Ezra Klein comments today on a new NBC-WSJ poll that, in my view (and Klein’s, obviously) suggests some interesting things about the GOP style of governance. Here is the part that he quotes:
In addition, 45% approve of Obama’s handling of health care, while 46% disapprove, which is up from his 41%-47% score last month. By comparison, just 21% approve of the Republican Party’s handling of the issue.
And here is the next paragraph, from the First Read piece reporting the poll:
And who will get blamed if health care doesn’t get passed this year? Per the poll, 10% say Obama, 16% say congressional Democrats, and 37% say congressional Republicans.
The reporter-blogger at First Read, Mark Murray, focuses on the most obvious conclusion: that Pres. Obama’s poll numbers on the health care issue have gotten better. But there is a more subtle take-away, which is what these numbers indicate about Republican attitudes toward governance:
The Republican Party’s strategy against health-care reform has been something of a kamikaze mission: destroy the bill through a strategy that also destroys the party, at least in the short-term. The hope is that if they win the war, they’ll be in better shape come the 2010 midterms. Maybe that’ll work. Maybe it won’t.
But if it does work, it won’t leave them in a better position to govern. What Republicans — and, when they’re out of power, Democrats — are doing is essentially discrediting the political process. Piece by piece, bill by bill. The argument, essentially, is that politicians are untrustworthy and Congress is corrupt and interest groups are trying to do horrible things to you and problems are not being solved.
Except that Democrats don’t do this. I disagree with Klein on that point. If anything, Democrats do the opposite when they are in the minority — bend over backward to accommodate Republican intransigence for the sake of getting some kind of substantive legislation passed (or, if one is being unkind, because they are terrified of Republican bullying).

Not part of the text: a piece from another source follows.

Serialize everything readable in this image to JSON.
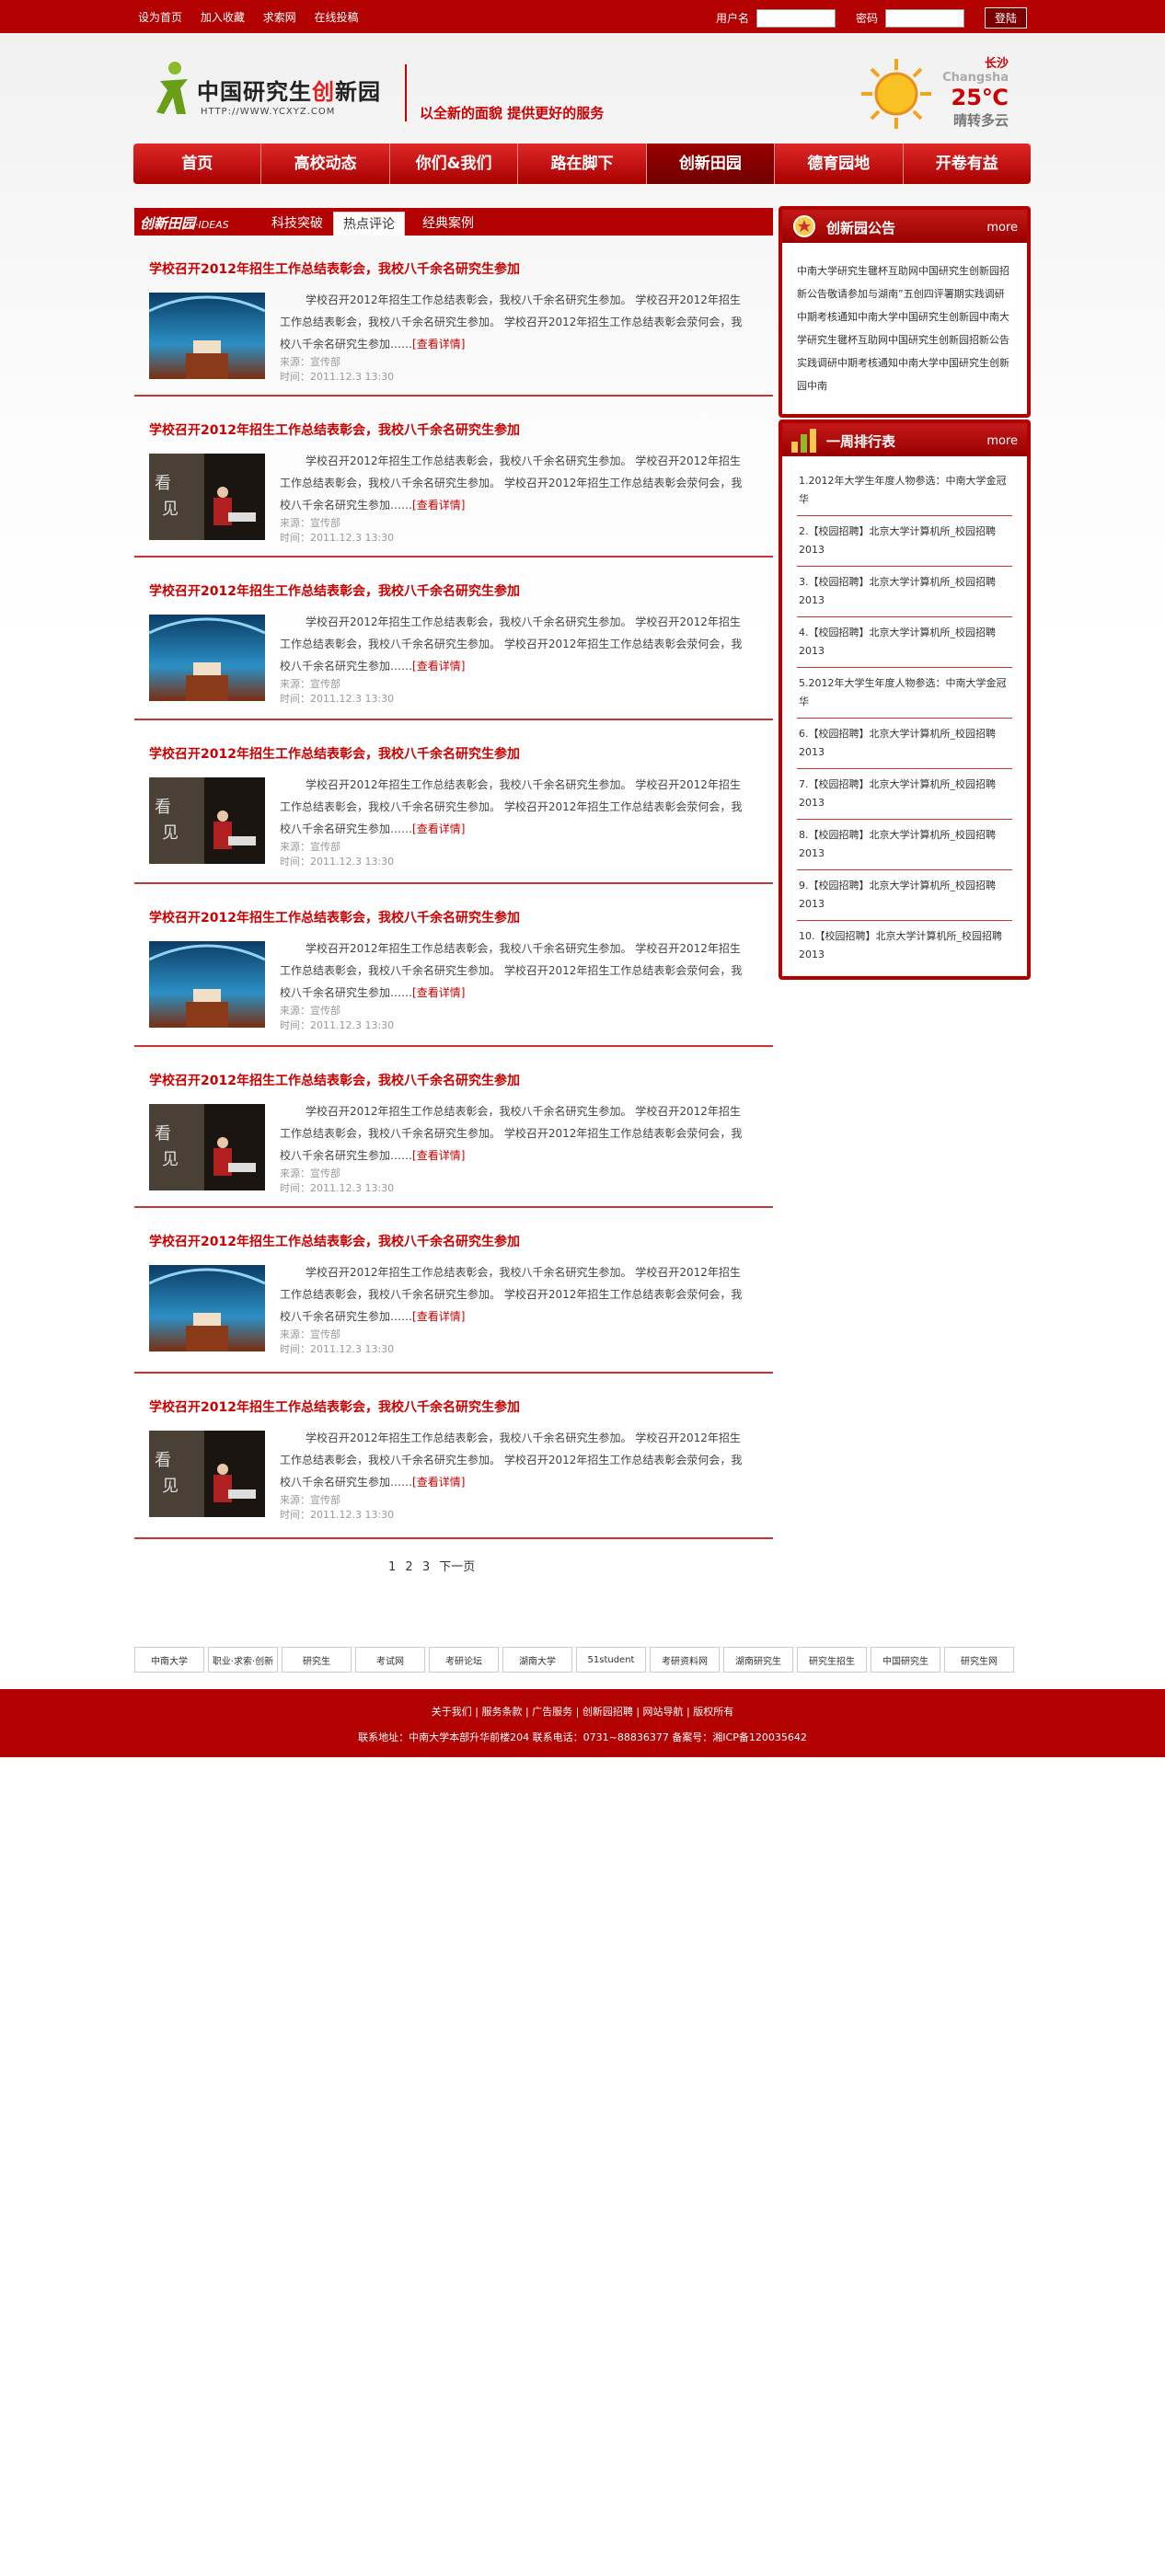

One could say that this is because Democrats are more interested in the ultimate goal — making public policy or law — than in having their way on every point. But I think it’s more than that. It’s not so much that Republicans are less interested in the ultimate goal than they are in “kamikaze obstructionism,” as Klein puts it. It’s that “kamikaze obstructionism” is their ultimate goal.
Several of Klein’s readers made this point very ably. For example, rt42, quoting the line, “”Republicans may think they’ve found a clever strategy in making it hard for Democrats to govern, but what they’re really doing is making it nearly impossible for anyone to govern,” responds, “I believe the GOP regards that as a feature, rather than a bug.”
Andrew Long, second in line, writes:
yes, but the sad truth underlying all of this is that the Republicans don’t *want* to govern or to solve problems. They simply want to lower taxes and dismantle entitlements and most of the federal government. That’s the fatal asymmetry inherent in our modern political system.
And there is this, from thescusspeaks:
I think it is very revealing that you said they hope to win the war (meaning stopping health care reform). I don’t think that is the war for republicans, it is the battle. Winning elections is the war for republicans. Passing good policy, helping actual people, that is the point for (many) democrats. That’s the war for us. Winning elections is the battle, that helps us fight the war. It is all backwards with republicans. For them, policy only matters to the degree that passing it or stopping it means they win elections.
Thomas Frank’s recently published book, The Wrecking Crew, lays out this argument (that Republicans are not interested in governance, only in discrediting and ultimately destroying government) very meticulously and convincingly.